Aye, hullo there! It’s Candia again, dear devotees. I’m
just recovering from delivering The Immortal Memory speech at
the PTA Burns Supper at St Birinus’ Middle School.
And what a night it was! Snodbury did fairly well as Master of
Ceremonies, considering he’s a Sassenach. The School Chaplain
stuttered over The Selkirk Grace, but by then he’d already had a
wee dram. Or two!
I sat on the top table, next to the School Secretary and Diana
Fotheringay, who seemed to be the partner of The Acting Head. I
don’t know how she knew him. She seems to be rather an efficient
social climber. She may have been discomfited by the secretarial
attentions directed at her beau during the evening. However,
they were probably professionally-motivated. (Perhaps that’s
the excuse Hollande gave to his First Lady before she took herself
off to hospital, allegedly smashing a Sevres vase or two on the way.
Anyway, Snodbury looked like a floribunda between two thorns.
One of the Junior Masters got up on his hind legs and sang A Red,
Red Rose, to continue the botanical metaphor. He was accompanied
on the school Steinway by the choirmaster. It was quite a poignant
rendition and the tenor seemed greatly affected until he had difficulty
with the top note and blushed at his underachievement.
Consequently the choirmaster could not help his facial expression,
which was akin to that of a disgruntled man who had just peed
on a thistle.
Frankly, he should have transposed the key for an amateur performer.
The local publicans had been grouped together on The John Barleycorn
table and members of the clergy were drumming their toasting glasses
on their Holy Willies table. By the time they were hauled up to their
feet by Sixth Form girls who had waited on their table, to tapselteerie
some Strathspeys, they had managed to steady themselves, under
the vigilant gazes of their soor ploom wives.
I enjoyed stabbing the haggis, though I shall be sending the school
my dry cleaning bill.
Tam O’ Shanter went down well and at least everyone now knows that
Cutty Sark is more than an eighteenth century tea clipper built on The
Clyde. The Sixth Form girls adequately demonstrated this sartorial
point in their dress code for the evening.

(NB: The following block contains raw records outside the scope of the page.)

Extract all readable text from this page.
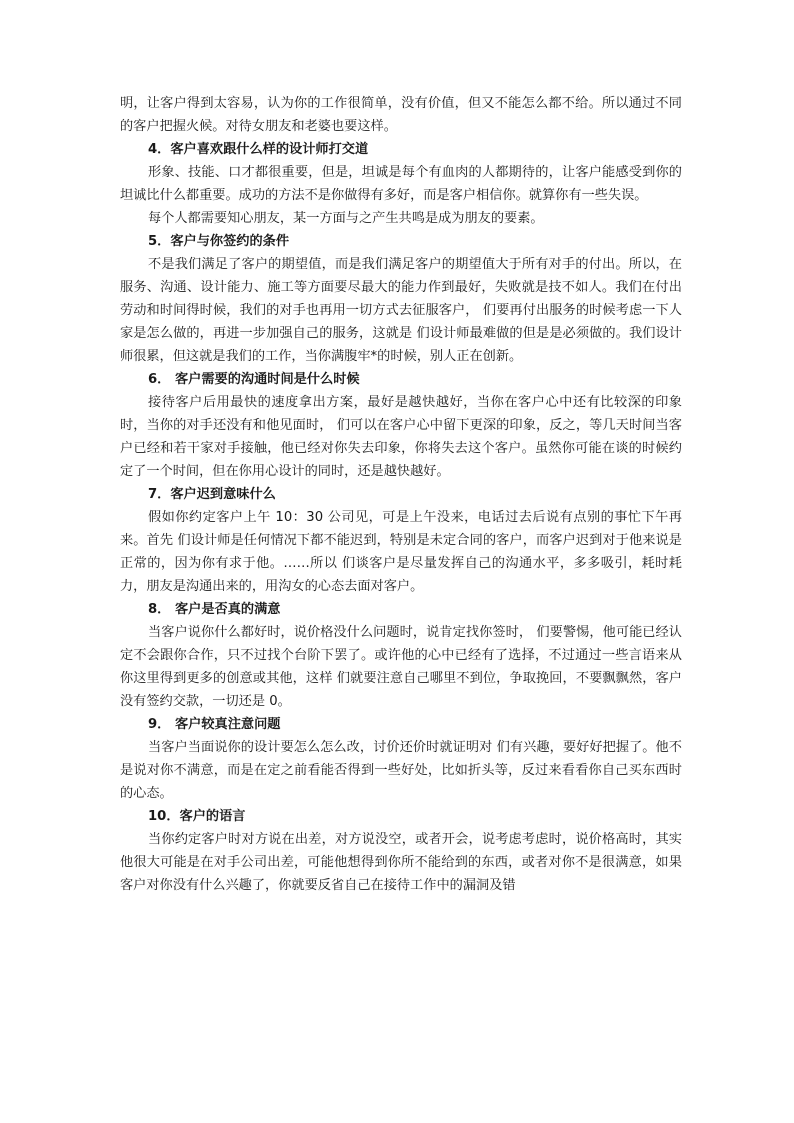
明，让客户得到太容易，认为你的工作很简单，没有价值，但又不能怎么都不给。所以通过不同的客户把握火候。对待女朋友和老婆也要这样。

4．客户喜欢跟什么样的设计师打交道

形象、技能、口才都很重要，但是，坦诚是每个有血肉的人都期待的，让客户能感受到你的坦诚比什么都重要。成功的方法不是你做得有多好，而是客户相信你。就算你有一些失误。

每个人都需要知心朋友，某一方面与之产生共鸣是成为朋友的要素。

5．客户与你签约的条件

不是我们满足了客户的期望值，而是我们满足客户的期望值大于所有对手的付出。所以，在服务、沟通、设计能力、施工等方面要尽最大的能力作到最好，失败就是技不如人。我们在付出劳动和时间得时候，我们的对手也再用一切方式去征服客户， 们要再付出服务的时候考虑一下人家是怎么做的，再进一步加强自己的服务，这就是 们设计师最难做的但是是必须做的。我们设计师很累，但这就是我们的工作，当你满腹牢*的时候，别人正在创新。

6． 客户需要的沟通时间是什么时候

接待客户后用最快的速度拿出方案，最好是越快越好，当你在客户心中还有比较深的印象时，当你的对手还没有和他见面时， 们可以在客户心中留下更深的印象，反之，等几天时间当客户已经和若干家对手接触，他已经对你失去印象，你将失去这个客户。虽然你可能在谈的时候约定了一个时间，但在你用心设计的同时，还是越快越好。

7．客户迟到意味什么

假如你约定客户上午 10：30 公司见，可是上午没来，电话过去后说有点别的事忙下午再来。首先 们设计师是任何情况下都不能迟到，特别是未定合同的客户，而客户迟到对于他来说是正常的，因为你有求于他。……所以 们谈客户是尽量发挥自己的沟通水平，多多吸引，耗时耗力，朋友是沟通出来的，用沟女的心态去面对客户。

8． 客户是否真的满意

当客户说你什么都好时，说价格没什么问题时，说肯定找你签时， 们要警惕，他可能已经认定不会跟你合作，只不过找个台阶下罢了。或许他的心中已经有了选择，不过通过一些言语来从你这里得到更多的创意或其他，这样 们就要注意自己哪里不到位，争取挽回，不要飘飘然，客户没有签约交款，一切还是 0。

9． 客户较真注意问题

当客户当面说你的设计要怎么怎么改，讨价还价时就证明对 们有兴趣，要好好把握了。他不是说对你不满意，而是在定之前看能否得到一些好处，比如折头等，反过来看看你自己买东西时的心态。

10．客户的语言

当你约定客户时对方说在出差，对方说没空，或者开会，说考虑考虑时，说价格高时，其实他很大可能是在对手公司出差，可能他想得到你所不能给到的东西，或者对你不是很满意，如果客户对你没有什么兴趣了，你就要反省自己在接待工作中的漏洞及错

I observed a flash of seamed stocking in The Bluebells of Scotland. The
School Secretary was ubiquitous and strategically placed herself next to
Snodbury for Auld Lang Syne. It annoys me when people ignorantly add for
the sake of to a perfectly crafted line. Still, they don’t know any better.
Curiously, Diana Fotheringay didn’t seem too concerned. Mind you, with
legs like that on display, I could see the attraction would wear off. I’m
referring to Snodbury’s hirsute limbs, of course. Cabers don’t come into
Poskett, the choirmaster, walked out at The Loyal Toast. He fancies
himself as a Republican! Or he just fancies himself, full-stop!
I saw that he had to be partnered by the songster in The Gay Gordons,
but I doubt this had any sexual significance.
Well, Rabbie, we did you proud. The staff didn’t seem to fraternise with the
parents over much, however. One father seemed very much out on a limb
until that rather heavily-jowled Housemistress from St Vitus’– no doubt
released on good behaviour for the evening, scooped him up to Strip the
Willow. He wasn’t a bad looking chap. I sneaked a look at the name on his
place card- it was Maxwell, or Boothroyd-Something. Maybe he’s responsible
for that infamous troublemaker in Castor and Pollux’s class.
The last sighting I had of the deflated songster was of him hanging around
the fringes, like a knotless thread on a tartan travelling rug. His eyes were
fixated on the Housemistress as she whirled around the floor with Poskett,
I should think that he has no chance and no worries regarding Poskett. Her
gaze was continually resting on that Maxwell fellow.